El problema es evidente entre personas mayores, pero probablemente se amplifica entre ciudadanos más jóvenes, más educados, más integrados al mundo a través de los medios e Internet, que perciben una enorme brecha entre sus expectativas y los límites estructurales que la realidad les propone para materializarlos. Mientras más lejos de Santiago se encuentren, la brecha entre expectativas y posibilidades se hace más amplia.
La promesa del esfuerzo, de la capacidad individual, de la igualdad de oportunidades, de un nivel de formación mayor, como motores del ascenso social, son mantras que se han erosionado con el paso del tiempo. Las encuestas señalan que, con independencia al grupo etario, el género, el nivel de educación, las posiciones políticas o el nivel socioeconómico, la meritocracia como elemento central de legitimación del orden social está crecientemente en cuestión (Latinobarómetro, 2020; COES, 2021). Hoy, más bien aparece como una justificación de las élites para la exclusión, como señalaba Markovitz (2019).
En consecuencia, no es de sorprender que estemos viviendo un fin de ciclo con respecto a la forma en la que ha venido organizándose la sociedad y la relación entre ésta y el Estado, con los avances y retrocesos propios de este fenómeno. Sin duda, asistimos en medio de la discusión constitucional y la instalación del nuevo gobierno a un profundo debate ideológico con todas sus letras. Es decir, acerca de cómo se produce y distribuye la riqueza, quiénes son responsables de la provisión de los principales bienes y servicios públicos, cómo se toman las decisiones y cómo se procesa la participación política de los ciudadanos.
No hay duda que se tendrá un nuevo texto constitucional, mejor que el anterior, pero con elementos a perfeccionar. Un proceso tan corto (apenas un año), inevitablemente invita a ello. Sin embargo, vale la pena resaltar que el texto expresa el acuerdo de 2/3 de las y los convencionales elegidos democráticamente y, con niveles de aprobación de los artículos que en promedio ronda el 75% - 80%. Si un sector no logra permear o influir en el debate con sus propuestas, ¿es señal de que no se le escucha o que no se siguen las reglas acordadas? ¿Esto le da derecho a cuestionar la legitimidad de los acuerdos y proponer salidas ¨creativas¨?
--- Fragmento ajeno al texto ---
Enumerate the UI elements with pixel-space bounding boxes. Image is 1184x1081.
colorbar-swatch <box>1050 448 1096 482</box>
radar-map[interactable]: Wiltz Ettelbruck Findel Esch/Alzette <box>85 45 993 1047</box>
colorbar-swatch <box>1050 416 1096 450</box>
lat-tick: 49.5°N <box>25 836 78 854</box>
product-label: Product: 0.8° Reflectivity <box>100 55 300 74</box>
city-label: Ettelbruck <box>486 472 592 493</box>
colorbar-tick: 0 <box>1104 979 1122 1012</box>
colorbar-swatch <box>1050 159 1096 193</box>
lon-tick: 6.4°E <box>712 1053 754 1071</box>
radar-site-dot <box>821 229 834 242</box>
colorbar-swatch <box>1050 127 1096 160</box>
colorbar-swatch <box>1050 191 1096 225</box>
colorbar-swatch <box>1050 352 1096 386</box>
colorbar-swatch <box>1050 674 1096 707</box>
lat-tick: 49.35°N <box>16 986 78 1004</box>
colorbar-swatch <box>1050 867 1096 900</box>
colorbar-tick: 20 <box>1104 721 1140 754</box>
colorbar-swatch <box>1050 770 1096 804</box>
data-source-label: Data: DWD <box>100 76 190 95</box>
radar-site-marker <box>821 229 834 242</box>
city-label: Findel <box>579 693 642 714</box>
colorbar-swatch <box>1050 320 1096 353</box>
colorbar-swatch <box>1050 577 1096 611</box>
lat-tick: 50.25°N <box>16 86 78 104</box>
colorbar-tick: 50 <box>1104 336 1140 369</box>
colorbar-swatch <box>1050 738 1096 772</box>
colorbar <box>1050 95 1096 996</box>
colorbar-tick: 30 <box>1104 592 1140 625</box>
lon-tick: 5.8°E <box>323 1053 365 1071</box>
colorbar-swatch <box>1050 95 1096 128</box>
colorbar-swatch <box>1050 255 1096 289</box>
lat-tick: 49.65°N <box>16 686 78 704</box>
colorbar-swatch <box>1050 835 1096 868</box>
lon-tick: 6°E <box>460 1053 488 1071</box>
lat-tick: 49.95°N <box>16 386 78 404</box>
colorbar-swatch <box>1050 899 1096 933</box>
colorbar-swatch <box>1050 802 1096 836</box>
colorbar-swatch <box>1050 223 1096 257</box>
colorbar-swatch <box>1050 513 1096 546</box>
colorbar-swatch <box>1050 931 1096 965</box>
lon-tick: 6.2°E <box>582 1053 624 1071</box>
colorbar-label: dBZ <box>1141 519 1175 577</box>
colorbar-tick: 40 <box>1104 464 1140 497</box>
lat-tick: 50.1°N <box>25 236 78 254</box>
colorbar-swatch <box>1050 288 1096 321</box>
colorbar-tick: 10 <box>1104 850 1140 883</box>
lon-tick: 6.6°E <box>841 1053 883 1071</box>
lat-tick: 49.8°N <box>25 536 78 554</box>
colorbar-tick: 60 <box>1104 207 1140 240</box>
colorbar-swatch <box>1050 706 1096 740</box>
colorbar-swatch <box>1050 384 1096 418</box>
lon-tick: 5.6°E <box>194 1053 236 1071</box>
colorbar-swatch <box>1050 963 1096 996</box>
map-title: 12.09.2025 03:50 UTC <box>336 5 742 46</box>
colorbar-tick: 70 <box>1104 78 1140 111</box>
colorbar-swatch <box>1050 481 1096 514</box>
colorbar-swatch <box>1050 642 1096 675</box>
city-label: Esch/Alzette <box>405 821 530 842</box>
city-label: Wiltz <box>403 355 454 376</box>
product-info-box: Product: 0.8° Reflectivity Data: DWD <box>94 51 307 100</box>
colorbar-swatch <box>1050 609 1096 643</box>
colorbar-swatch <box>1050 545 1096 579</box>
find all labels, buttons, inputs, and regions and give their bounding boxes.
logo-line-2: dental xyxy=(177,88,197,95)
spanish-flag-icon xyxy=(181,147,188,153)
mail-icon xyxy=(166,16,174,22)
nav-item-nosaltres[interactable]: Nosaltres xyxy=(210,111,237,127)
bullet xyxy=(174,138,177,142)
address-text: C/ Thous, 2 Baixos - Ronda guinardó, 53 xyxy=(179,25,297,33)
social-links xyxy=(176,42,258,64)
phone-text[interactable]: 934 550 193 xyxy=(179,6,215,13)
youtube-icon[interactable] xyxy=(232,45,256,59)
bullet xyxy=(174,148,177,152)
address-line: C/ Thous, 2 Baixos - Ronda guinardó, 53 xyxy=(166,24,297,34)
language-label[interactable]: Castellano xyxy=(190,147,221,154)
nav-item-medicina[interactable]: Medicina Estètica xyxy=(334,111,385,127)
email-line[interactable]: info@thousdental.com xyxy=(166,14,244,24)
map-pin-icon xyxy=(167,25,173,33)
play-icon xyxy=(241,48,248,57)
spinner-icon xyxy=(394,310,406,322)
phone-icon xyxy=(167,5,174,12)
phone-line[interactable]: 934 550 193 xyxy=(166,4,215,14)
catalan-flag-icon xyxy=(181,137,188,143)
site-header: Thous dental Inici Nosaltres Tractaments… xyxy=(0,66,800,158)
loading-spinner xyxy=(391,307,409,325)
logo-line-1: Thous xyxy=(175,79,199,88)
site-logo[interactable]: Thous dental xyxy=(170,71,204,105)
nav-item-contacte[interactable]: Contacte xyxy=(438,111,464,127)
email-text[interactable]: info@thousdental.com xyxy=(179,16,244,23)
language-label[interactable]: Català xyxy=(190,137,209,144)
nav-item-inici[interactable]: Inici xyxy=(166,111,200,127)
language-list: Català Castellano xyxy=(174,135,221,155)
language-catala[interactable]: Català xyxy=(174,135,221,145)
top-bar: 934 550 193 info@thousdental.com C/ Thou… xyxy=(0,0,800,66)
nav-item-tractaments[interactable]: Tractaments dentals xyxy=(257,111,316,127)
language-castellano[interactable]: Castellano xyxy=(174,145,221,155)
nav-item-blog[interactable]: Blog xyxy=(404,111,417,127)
En estas semanas, una crítica recurrente en los medios es la falta de conocimiento experto entre la mayoría de las y los convencionales, así como la masiva presencia de independientes fuera del sistema de partidos sustentando causas identitarias o agendas muy puntuales, sin una mirada más orientada al bien común. Esto explicaría, según sus autores, un proyecto de Constitución imposible, que refunda la República y que colorará al país al borde del abismo o cerca de los argumentos que Hirschman subrayaba.
Sin embargo, en estos años han abundado gabinetes de ministros y parlamentarios con notorias credenciales académicas, calidad profesional y capacidad de articulación y representación política que estas voces reclaman, pero que fueron incapaces de advertir y/o hacerse cargo del creciente malestar social y a una desafección a las instituciones representativas en aumento. Desde hace tiempo, se dispone de informes sobre la situación de las pensiones y se observan las movilizaciones sobre los problemas en la educación, el medioambiente o la discriminación de género. Hace una década que el 50% de la ciudadanía se restó del proceso electoral. Difícil negar que varias luces ámbar y rojas estaban encendidas. Hoy, algunos políticos, empresarios y tecnócratas, reconocen que no se aquilataron en su importancia estas señales. ¿Qué refleja esto? ¿Falta de expertise o percepciones o intereses distintos de la elite con respecto a los del resto de la sociedad?
Las críticas son bienvenidas, pero algunos de los argumentos sustentados pareciera que buscan privar de validez el debate constitucional, el documento que veremos en unos meses y el referéndum de salida. ¿Sentar las bases de un Estado de bienestar es tan radical que incluso justifica llamar a su deslegitimación?